The reason for that is that unit tests give the best return on investment and the best support for ensuring that individual changes work correctly as those changes are being made. End-to-end testing is more like a necessary evil: it is not very cost-effective because these tests are hard to write, easily broken by unrelated changes, and often have race conditions that make them flakey if we are not very careful. The API tests at the middle layer are a kind of integration testing that proves that larger parts of the code work together in a production environment, but they should still be easy to maintain.

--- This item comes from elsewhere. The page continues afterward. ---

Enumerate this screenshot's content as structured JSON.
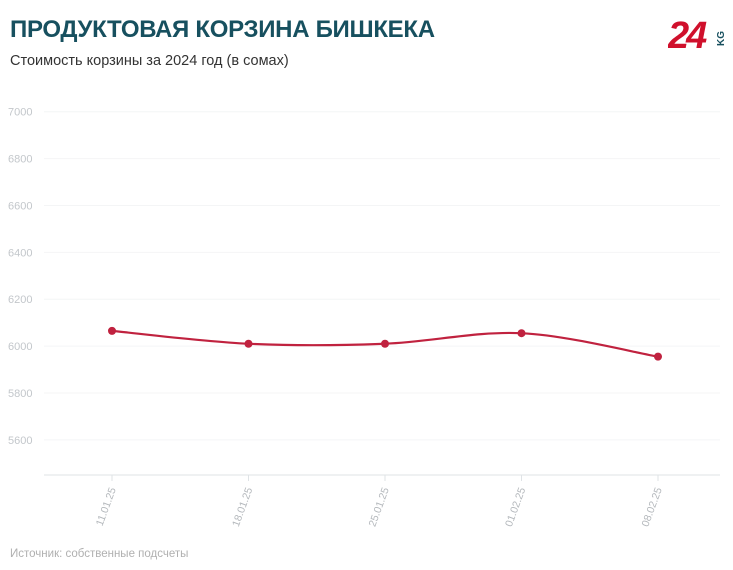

Past experience on code.google.com supports that strategy. Automated system tests were done through the UI and were notoriously slow and flakey. IIRC, we ran them 4 times and if any one run passed, it was considered a pass, and it was still flakey. They frequently failed mysteriously. They were so flakey that it was hard to know when a new real error had been introduced rather than flakiness getting worse. We repeatedly rewrote tests to eliminate flakiness and got them to pass, but that is a slow process because you need to run the tests many times to be sure that it is really passing, and there was always the doubt that a test could be falsely passing. Many manual tests were never automated because of a backlog of problems with the existing automated tests.

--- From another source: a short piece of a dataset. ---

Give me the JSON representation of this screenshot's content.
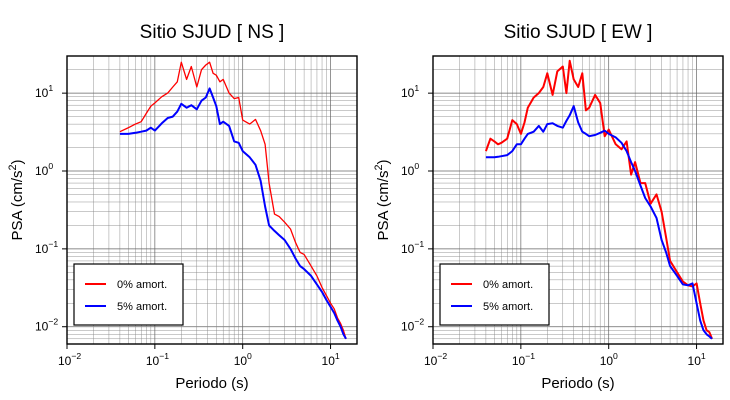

See also: Google Test Blog posting about end-to-end tests. And, Google internal unit test how-to.

Test coverage goals

TypeLang/TechCoverageFlakiness
UnitPython pRPC API code100%None
UnitOther python code>85%None
UnitJavascript functions>90%None
UnitLitElement JS>90%None
IntegrationProbers10%?None
IntegrationpRPC client in python?25%?None
UIWeb testing tool?10%?As little as possible
UIEnglish in a spreadsheet100%N/A

Plan of action

Building all the needed tests are a lot of work, and we have limited resources and a lot of other demands. So, we need to choose wisely. Also, we need to keep delivering quality releases at each step, so we need to work incrementally. Since we won't “finish”, we need a mindset of constant test improvement, as tracked in coverage and flakiness metrics.

Steps:

  1. Strictly maintain unit test coverage for pRPC, work_env, and other key python files at 100%.

  2. Improve python unit test code style and update library usage, e.g., mox to mock.

  3. Improve unit test coverage for other python code to be > 85%.

  4. Maintain JS unit tests as part of UI refresh. Run with karma.

  5. Design and implement probers for a few key features.

  6. Design and implement API unit tests and system tests.

  7. Research options for web UI testing. Select one.

  8. Implement automated UI tests for a few key features.

  9. Maintain go/monorail-system-test spreadsheet as we add or modify functionality.

Related topics

Accessibility testing: So far we have just used the audit tools in Chrome. We could find additional audit tools and/or request consultation with some of our users who are accessibility experts. We have, and will continue to, give high priority to accessibility problems that are reported to us.

API performance testing: Some API calls are part of our monitoring. However, we currently do not actively manage small changes in latency. We should look at performance changes for each release and over longer time-spans.

UI performance testing: Again, we have monitoring, but we have not been looking critically at small changes in UI performance across releases.

Security testing: We are enrolled in a fuzzing service.